Let $$ C_0= \{f \in C[0,1] \mid f(1/2)=0 \} $$

then $ C_0$ is a subspace of $C[0,1]$ and $C[0,1]/C_0$ is isomorphic to $\Bbb R$. I have proved that $ C_0 $ is a vector subspace. I tried to prove that $C[0,1]/C_0$ is isomorphic to $\Bbb R$.

I know that

$ C[0,1]/C_0 = \{ f+C_0 : f \in C[0,1] \} $

I tried this function:

$ h: C[0,1]/C_0 \to\Bbb R $

$ h( f+C_0)=\max \{f(x) :x \in [0,1]\} $

but this is not a bijection. So how can I prove that?

Answer 1

For such a question (prove that $F$ is a subthing of $E$ and that $E/F$ and $G$ are isomorphic as things, where "thing" may be replaced for instance with "group" or "vector space"), use systematically the first isomorphism theorem. In your case:

If $\varphi:M\to N$ is a homomorphism of vector spaces (i.e. a linear map), then $\ker\varphi$ is a subspace of $M$, $\operatorname{im}\varphi$ is a subspace of $N$, and the map $M/\ker\varphi\to\operatorname{im}\varphi,\;m+\ker\varphi\mapsto\varphi(m)$ (is well defined and) is an isomorphism.

(If you weren't taught this theorem yet, I warmly encourage you to prove it, as an educational exercise and a promising investment.)

Applying this theorem to the two vector spaces $M=C[0,1]$, $N=\Bbb R$ and to the linear map $$\varphi:C[0,1]\to\Bbb R,\;f\mapsto f(1/2)$$ instantly proves that $C_0$ is a subspace of $C[0,1]$, since it is the kernel of $\varphi$. Moreover, $\varphi$ is onto ($\varphi(f_r)=r$ where for any $r\in\Bbb R$, $f_r$ denotes the constant function $x\mapsto r$). Therefore, the map $$C[0,1]/C_0\to\Bbb R,\;f+C_0\mapsto f(1/2)$$ is an isomorphism.

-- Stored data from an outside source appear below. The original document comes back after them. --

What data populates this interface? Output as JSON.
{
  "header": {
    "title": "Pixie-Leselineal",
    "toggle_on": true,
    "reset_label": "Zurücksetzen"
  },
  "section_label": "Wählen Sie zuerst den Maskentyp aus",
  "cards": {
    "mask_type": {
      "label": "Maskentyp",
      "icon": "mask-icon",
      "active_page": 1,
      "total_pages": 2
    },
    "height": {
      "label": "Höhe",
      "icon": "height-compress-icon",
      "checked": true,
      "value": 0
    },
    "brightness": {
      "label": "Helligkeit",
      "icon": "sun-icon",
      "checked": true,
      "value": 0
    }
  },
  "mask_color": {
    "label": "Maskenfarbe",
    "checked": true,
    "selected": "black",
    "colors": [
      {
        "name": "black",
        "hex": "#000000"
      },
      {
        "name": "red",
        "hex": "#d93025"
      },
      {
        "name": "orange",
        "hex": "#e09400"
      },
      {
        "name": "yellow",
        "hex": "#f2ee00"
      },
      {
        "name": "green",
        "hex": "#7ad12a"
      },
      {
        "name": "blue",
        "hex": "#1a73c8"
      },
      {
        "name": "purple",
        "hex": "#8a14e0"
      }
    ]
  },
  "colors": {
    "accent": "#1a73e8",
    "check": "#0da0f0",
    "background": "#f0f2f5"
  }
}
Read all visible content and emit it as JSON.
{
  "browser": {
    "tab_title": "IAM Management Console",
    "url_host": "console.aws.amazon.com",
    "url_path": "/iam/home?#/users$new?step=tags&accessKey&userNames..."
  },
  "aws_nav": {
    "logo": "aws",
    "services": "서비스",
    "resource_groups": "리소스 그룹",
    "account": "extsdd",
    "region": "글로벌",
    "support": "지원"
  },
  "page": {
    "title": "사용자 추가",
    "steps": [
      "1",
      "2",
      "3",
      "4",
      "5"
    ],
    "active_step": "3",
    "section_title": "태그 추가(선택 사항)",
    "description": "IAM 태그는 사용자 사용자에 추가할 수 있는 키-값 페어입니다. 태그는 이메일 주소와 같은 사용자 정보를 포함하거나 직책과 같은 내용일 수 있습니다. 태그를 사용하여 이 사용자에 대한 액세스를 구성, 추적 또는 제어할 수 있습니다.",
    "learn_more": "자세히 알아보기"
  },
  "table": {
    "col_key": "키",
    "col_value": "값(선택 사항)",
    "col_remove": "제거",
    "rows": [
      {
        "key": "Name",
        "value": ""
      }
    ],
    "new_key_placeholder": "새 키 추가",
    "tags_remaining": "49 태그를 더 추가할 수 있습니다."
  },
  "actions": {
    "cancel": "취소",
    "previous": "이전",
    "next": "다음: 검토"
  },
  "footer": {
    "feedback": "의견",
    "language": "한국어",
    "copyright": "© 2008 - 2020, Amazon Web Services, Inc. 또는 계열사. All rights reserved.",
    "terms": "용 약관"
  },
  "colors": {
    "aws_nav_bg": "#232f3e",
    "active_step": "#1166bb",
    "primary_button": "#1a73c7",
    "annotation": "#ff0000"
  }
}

Remark 1. Your map $$ h: C[0,1]/C_0 \to\Bbb R,\;f+C_0\mapsto\max \{f(x) :x \in [0,1]\}$$ was not well-defined, because the max may be different for two functions in the same class. For instance, if $f(x)=0$ and $g(x)=x-\frac12$ then $f,g\in C_0$ hence $f+C_0=C_0=g+C_0$ but $\max f([0,1])=0\ne\frac12=\max g([0,1])$. Besides, even if you don't quotient by $C_0$, i.e. if you define $$k: C[0,1]\to\Bbb R,\;f\mapsto\max \{f(x) :x \in [0,1]\},$$ you will have the problem that $k$ is not linear.

Remark 2. I followed your wish to stay in the context of vector spaces, but you should be aware that there is an analogous isomorphism theorem for rings, which proves (since our $\varphi$ is not only linear but satisfies $\varphi(fg)=\varphi(f)\varphi(g)$, and $\varphi(f_1)=1$ as a special case of $\varphi(f_r)=r$) that $C_0$ is an ideal of $C[0,1]$ and our map $C[0,1]/C_0\to\Bbb R$ is also an isomorphism of rings (hence finally: of $\Bbb R$-algebras).